Joint IAS/Princeton University Number Theory Seminar

Serre conjectured that all continuous, irreducible, odd $\rho:G_{\mathbf{Q}} \to \mathrm{GL}_2(\overline{\mathbf{F}}_p)$ arise from modular forms. If $\rho$ is modular, then proven refinements provide recipes for the possible weights and levels of the forms giving rise to it in terms of the local behavior of $\rho$. A natural generalization to the context of a totally real field $F$ predicts that all continuous, irreducible, totally odd $\rho:G_F \to {\mathrm{GL}}_2(\overline{\mathbf{F}}_p)$ arise from Hilbert modular forms.

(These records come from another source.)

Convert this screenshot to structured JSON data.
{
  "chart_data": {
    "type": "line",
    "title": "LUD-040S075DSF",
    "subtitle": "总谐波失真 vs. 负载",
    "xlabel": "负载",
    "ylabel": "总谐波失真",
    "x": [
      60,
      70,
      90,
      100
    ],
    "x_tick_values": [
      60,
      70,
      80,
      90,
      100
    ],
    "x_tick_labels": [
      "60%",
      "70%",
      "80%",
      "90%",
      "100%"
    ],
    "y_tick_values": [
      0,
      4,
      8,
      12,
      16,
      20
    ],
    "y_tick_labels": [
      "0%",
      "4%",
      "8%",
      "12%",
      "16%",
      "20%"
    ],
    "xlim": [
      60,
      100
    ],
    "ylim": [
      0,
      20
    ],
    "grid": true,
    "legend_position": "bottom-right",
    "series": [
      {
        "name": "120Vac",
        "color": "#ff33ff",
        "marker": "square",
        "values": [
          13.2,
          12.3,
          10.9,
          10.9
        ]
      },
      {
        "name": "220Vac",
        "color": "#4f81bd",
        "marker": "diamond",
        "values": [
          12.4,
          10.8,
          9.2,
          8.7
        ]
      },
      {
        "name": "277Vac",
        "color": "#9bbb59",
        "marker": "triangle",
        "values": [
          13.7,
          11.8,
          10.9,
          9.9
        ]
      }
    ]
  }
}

The recipe for the possible levels is similar to the case of $F= \mathbf{Q}$, but the (conjectural) recipe for the weights reveals features not so apparent for $F= \mathbf{Q}$. In particular, if $\rho$ is locally reducible at a prime $\mathcal P$ over $p$, then the possible weights depend strongly on the corresponding extension of local characters. If $\rho$ is locally semisimple at $\mathcal P$, then the recipe can be described in terms of the reduction of a corresponding irreducible characteristic zero representation of $\mathrm{GL}_2(\mathcal{O}_F/\mathcal{P})$.